After what my noble friend has said, I suggest that if the House would be good enough to read the Bill a second time this afternoon I will communicate with the Treasury and ascertain from them whether it really is important that the Bill should pass by Wednesday, and inform the House of their view.

My Lords, as a matter of comment upon the greater or less importance of this Bill and its title to be regarded merely as a minor Departmental measure, I perhaps may be allowed to remark that it affects the total maximum amount which may be deposited by an individual depositor. It also affects the future rate of interest to be paid upon deposits in savings banks. As the honorary president of a trustee savings bank I am bound to rejoice in anything which increases the prestige and resources of such an institution, but it is to be observed that the maximum rate of interest, and again the maximum amount that may stand to the credit of the depositor, has hitherto been regarded as a matter to be solely regulated by Parliament itself, and if this Bill passes it will become a matter regulated by the Departmental authorities, subject only to what may be called the negative approval of the Houses of Parliament by the expiration of a certain period from the day during which a new Executive Order is laid upon the Table of the Houses of Parliament. That may be right or it may be wrong. I merely wish to draw the attention of your Lordships to the fact that it is yet one more step in the direction of substituting Departmental and bureaucratic authority for Parliamentary authority. I have still to learn that the rate of interest to be paid upon deposits has to be changed so frequently or with such an amount of levity that we should be compelled to sanction this great facilitation of procedure. It has not been thought desirable in the past, and I do not quite understand why it is necessary now.

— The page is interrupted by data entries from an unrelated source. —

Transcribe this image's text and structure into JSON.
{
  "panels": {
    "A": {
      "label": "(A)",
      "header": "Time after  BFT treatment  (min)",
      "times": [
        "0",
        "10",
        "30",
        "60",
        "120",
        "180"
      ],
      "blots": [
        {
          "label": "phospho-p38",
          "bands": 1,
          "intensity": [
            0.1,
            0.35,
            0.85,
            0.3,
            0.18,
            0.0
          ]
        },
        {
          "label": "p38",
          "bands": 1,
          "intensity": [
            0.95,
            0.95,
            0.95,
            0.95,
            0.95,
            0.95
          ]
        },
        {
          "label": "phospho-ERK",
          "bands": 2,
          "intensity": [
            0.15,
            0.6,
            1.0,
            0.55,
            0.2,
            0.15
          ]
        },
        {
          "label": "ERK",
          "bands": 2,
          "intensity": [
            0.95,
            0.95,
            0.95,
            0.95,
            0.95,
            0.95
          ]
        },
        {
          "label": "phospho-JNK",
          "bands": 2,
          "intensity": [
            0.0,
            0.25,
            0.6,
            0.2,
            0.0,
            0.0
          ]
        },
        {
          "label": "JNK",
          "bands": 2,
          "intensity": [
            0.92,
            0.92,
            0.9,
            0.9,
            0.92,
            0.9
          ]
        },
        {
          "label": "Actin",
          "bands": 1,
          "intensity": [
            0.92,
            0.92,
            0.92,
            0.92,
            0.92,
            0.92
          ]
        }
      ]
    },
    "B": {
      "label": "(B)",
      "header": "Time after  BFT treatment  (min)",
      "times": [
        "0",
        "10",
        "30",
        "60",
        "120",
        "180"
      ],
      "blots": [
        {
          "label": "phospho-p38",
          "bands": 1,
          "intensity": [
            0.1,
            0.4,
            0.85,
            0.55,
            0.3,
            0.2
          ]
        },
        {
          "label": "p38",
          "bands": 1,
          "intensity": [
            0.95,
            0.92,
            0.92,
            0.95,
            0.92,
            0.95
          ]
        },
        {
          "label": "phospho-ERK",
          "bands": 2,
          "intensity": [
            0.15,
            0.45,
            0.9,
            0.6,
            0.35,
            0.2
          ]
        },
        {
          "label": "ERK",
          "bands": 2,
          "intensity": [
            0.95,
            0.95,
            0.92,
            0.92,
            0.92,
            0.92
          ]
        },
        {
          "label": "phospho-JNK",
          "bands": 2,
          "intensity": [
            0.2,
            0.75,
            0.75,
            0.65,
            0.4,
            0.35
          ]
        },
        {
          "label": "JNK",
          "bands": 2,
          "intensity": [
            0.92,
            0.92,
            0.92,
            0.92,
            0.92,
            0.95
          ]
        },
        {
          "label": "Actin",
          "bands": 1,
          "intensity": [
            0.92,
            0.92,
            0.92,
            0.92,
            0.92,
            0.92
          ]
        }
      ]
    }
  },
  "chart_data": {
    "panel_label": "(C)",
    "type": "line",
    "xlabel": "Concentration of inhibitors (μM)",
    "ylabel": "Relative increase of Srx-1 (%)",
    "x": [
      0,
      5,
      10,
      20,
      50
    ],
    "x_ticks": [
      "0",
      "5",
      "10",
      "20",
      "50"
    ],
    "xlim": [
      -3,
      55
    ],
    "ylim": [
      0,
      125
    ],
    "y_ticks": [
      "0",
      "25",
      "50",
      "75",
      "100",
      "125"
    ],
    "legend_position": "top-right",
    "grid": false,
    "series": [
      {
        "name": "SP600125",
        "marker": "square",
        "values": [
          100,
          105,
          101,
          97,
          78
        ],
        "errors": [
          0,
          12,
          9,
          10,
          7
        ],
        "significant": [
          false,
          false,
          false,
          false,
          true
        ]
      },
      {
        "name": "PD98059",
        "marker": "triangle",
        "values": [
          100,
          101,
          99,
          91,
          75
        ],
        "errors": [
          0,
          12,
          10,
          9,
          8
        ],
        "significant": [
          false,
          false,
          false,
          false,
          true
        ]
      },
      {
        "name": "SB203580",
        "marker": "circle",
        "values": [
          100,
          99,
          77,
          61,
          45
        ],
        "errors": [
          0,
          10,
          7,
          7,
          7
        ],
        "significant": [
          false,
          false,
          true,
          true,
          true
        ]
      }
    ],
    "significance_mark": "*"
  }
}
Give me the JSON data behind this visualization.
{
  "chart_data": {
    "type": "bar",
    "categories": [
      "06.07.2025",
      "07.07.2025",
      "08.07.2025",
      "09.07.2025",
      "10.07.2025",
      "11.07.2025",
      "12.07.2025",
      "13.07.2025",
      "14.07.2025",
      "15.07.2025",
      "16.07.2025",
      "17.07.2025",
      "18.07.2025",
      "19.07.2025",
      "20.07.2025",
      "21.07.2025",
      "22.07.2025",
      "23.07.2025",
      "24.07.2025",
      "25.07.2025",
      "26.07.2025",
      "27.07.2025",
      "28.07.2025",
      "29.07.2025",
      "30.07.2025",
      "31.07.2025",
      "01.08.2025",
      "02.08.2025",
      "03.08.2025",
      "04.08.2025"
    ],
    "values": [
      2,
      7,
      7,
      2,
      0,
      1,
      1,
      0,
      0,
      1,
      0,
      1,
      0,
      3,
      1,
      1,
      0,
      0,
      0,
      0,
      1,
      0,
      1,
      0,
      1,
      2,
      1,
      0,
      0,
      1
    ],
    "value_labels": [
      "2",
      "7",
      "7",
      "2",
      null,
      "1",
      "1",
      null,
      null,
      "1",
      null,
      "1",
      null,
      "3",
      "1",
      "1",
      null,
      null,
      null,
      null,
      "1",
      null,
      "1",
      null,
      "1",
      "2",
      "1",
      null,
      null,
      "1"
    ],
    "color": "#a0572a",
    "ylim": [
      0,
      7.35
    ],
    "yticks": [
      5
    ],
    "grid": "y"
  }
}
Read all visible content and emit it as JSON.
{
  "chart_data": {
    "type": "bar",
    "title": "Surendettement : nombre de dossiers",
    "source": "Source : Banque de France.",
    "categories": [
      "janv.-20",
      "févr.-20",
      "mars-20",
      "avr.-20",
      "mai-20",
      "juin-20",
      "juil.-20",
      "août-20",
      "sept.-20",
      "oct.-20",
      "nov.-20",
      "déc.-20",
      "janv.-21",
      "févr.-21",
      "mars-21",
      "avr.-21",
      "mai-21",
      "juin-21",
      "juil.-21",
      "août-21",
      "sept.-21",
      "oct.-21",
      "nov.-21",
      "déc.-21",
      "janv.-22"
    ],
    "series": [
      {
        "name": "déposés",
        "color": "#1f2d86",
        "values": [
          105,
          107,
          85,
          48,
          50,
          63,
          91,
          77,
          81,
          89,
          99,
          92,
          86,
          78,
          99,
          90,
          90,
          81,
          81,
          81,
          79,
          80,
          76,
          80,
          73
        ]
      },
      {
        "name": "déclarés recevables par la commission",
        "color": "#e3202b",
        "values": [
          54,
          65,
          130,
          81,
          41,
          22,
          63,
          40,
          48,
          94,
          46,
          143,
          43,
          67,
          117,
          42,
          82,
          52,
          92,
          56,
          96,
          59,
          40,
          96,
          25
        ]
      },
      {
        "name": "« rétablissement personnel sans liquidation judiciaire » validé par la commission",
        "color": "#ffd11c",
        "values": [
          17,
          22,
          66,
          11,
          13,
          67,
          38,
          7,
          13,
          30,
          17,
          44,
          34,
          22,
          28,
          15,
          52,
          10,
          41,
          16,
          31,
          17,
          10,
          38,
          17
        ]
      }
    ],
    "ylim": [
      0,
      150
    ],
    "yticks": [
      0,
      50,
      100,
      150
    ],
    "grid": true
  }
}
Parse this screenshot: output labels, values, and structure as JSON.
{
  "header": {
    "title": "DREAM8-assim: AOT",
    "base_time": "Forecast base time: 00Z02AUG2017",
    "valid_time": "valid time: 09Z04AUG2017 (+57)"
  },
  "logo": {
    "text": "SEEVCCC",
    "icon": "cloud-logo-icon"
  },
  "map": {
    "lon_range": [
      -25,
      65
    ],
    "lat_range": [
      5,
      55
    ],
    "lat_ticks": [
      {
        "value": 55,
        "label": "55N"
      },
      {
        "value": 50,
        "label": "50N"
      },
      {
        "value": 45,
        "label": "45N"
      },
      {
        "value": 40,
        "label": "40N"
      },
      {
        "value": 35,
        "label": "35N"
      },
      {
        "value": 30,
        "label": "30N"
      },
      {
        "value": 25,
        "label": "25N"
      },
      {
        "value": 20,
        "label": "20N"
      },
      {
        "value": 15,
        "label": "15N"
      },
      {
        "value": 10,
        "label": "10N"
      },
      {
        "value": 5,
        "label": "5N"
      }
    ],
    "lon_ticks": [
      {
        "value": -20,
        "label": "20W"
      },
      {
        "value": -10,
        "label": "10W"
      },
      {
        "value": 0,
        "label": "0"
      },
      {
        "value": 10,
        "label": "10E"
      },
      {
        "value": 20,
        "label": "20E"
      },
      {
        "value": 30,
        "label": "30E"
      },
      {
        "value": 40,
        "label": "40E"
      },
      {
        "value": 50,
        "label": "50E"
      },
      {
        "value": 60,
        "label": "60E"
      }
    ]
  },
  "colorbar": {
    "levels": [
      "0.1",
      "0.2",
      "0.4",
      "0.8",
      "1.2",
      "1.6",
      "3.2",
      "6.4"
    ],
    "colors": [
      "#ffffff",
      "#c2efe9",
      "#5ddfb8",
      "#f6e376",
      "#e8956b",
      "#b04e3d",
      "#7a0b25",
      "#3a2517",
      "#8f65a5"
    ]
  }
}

There is one rather ominous provision in this Bill which is that whereas the limit upon this maximum amount which a depositor may have to his credit is to be removed there is a power of discriminating between classes as regards the exercise and enjoyment of the privilege, for privilege it is. I wish your Lordships thoroughly to understand that it means that the depositor has the capital value of his investment guaranteed to him by the State. It is not like the holder of Consols, who may see the capital value of his investment rise or fall with the state of the market. The depositor in a savings bank has his capital absolutely guaranteed to him, and so long as he chooses to leave it there he is sure to be able to get his capital out again in full, while on the other hand the State is liable, I believe at four days' notice, to have to find him his money to whatever sum it may amount. I do not think that is exactly a minor Departmental purpose.

On Question, Bill read 2a , and committed to a Committee of the Whole House.